Template-directed Molecular Self-Assembly

Due to its ubiquitous nature, van der Waals (vdW) interactions account for a significant part of free energies in systems such as solid-liquid interfaces, noble-gas atoms, bio-molecules, physisorption, liquid crystals, solute-solvent dynamics and, broadly speaking, soft-condensed matter. While one can write down a suitable form of second-order perturbation theory for the interaction between two well-separated neutral atoms, a macroscopic continuum theory also exists to compute vdW forces in simple geometries \cite{Lifshitz56}, an efficient and accurate description of vdW interactions remains elusive when two systems of irregular shapes are overlapped or separated by a short distance. Among widely used methods in molecular simulations, some fail to capture the essence of vdW energies (e.g., LDA and GGA within density-functional theory), and others are based on pairwise summation premise, which ignores important many-body effects in dense media. Indeed, the lack of quantitatively reliable predictive method has yet to be remedied; fundamental work is needed.
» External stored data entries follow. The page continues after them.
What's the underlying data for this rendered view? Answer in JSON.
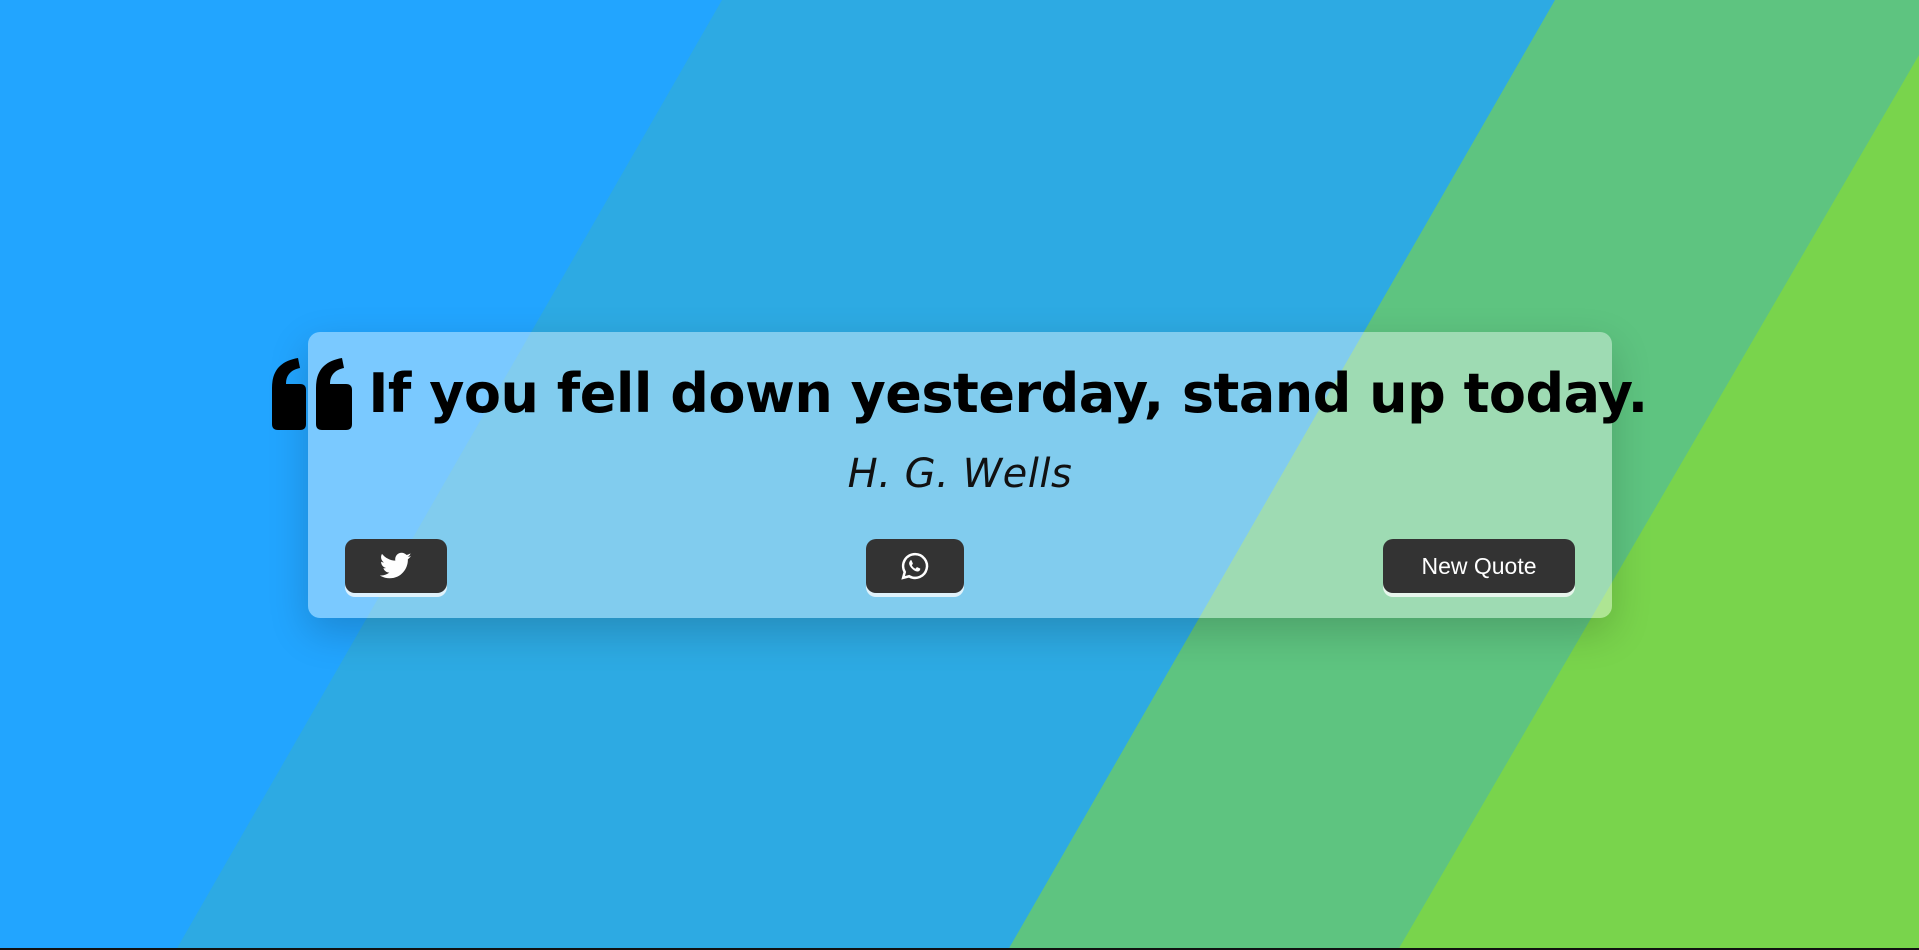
{
  "quote": {
    "text": "If you fell down yesterday, stand up today.",
    "author": "H. G. Wells"
  },
  "buttons": {
    "twitter_icon": "twitter-icon",
    "whatsapp_icon": "whatsapp-icon",
    "new_quote_label": "New Quote"
  },
  "colors": {
    "background_blue": "#22A5FF",
    "mid_blue": "#2DAAE3",
    "green": "#5EC480",
    "bright_green": "#79D44C",
    "button": "#333333",
    "button_text": "#FFFFFF"
  }
}
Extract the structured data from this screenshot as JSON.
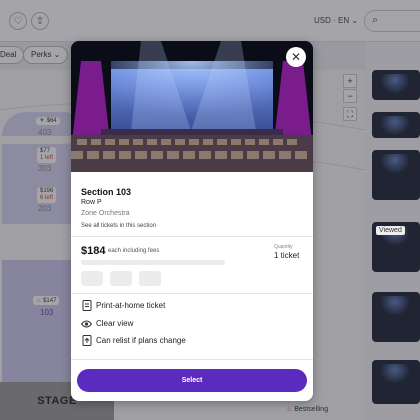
{
  "header": {
    "currency": "USD",
    "language": "EN",
    "icons": [
      "heart-icon",
      "share-icon",
      "search-icon"
    ]
  },
  "filters": [
    {
      "label": "Deal"
    },
    {
      "label": "Perks ⌄"
    }
  ],
  "map": {
    "sections": [
      {
        "number": "403",
        "price": "$64",
        "tickets_left": ""
      },
      {
        "number": "303",
        "price": "$77",
        "tickets_left": "1 left"
      },
      {
        "number": "203",
        "price": "$196",
        "tickets_left": "6 left"
      },
      {
        "number": "103",
        "price": "$147",
        "tickets_left": ""
      }
    ],
    "stage_label": "STAGE",
    "zoom_in": "+",
    "zoom_out": "−"
  },
  "sidebar": {
    "viewed_badge": "Viewed",
    "bestselling": "Bestselling"
  },
  "modal": {
    "section_title": "Section 103",
    "row": "Row P",
    "zone": "Zone Orchestra",
    "see_all_link": "See all tickets in this section",
    "price": "$184",
    "price_note": "each including fees",
    "quantity_label": "Quantity",
    "quantity_value": "1 ticket",
    "features": [
      {
        "icon": "ticket-icon",
        "label": "Print-at-home ticket"
      },
      {
        "icon": "eye-icon",
        "label": "Clear view"
      },
      {
        "icon": "relist-icon",
        "label": "Can relist if plans change"
      }
    ],
    "select_button": "Select",
    "close_icon": "close-icon"
  },
  "colors": {
    "accent": "#5b2bbf",
    "section_fill": "#d6d2f0",
    "stage": "#9a9a9a"
  }
}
Surfactant micelles spontaneously adsorb on a substrate with orientational order dictated by the crystal structure. In particular, on a gold surface it happens despite the screening effects of delocalized electron clouds in metallic systems. To understand the van der Waals forces that provide organization on metallic substrates, we developed a formalism wherein the dielectric response acquires directional dependence through phonon dispersion relations. In metals, ionic screening is enhanced along certain directions and a crystalline metallic substrate generates both torque and attraction on geometrically asymmetric objects. The advance could lead to a new `bottom-up' tool in the nanofabrication and give scientists refined control over how nanoscale building blocks assemble on a substrate.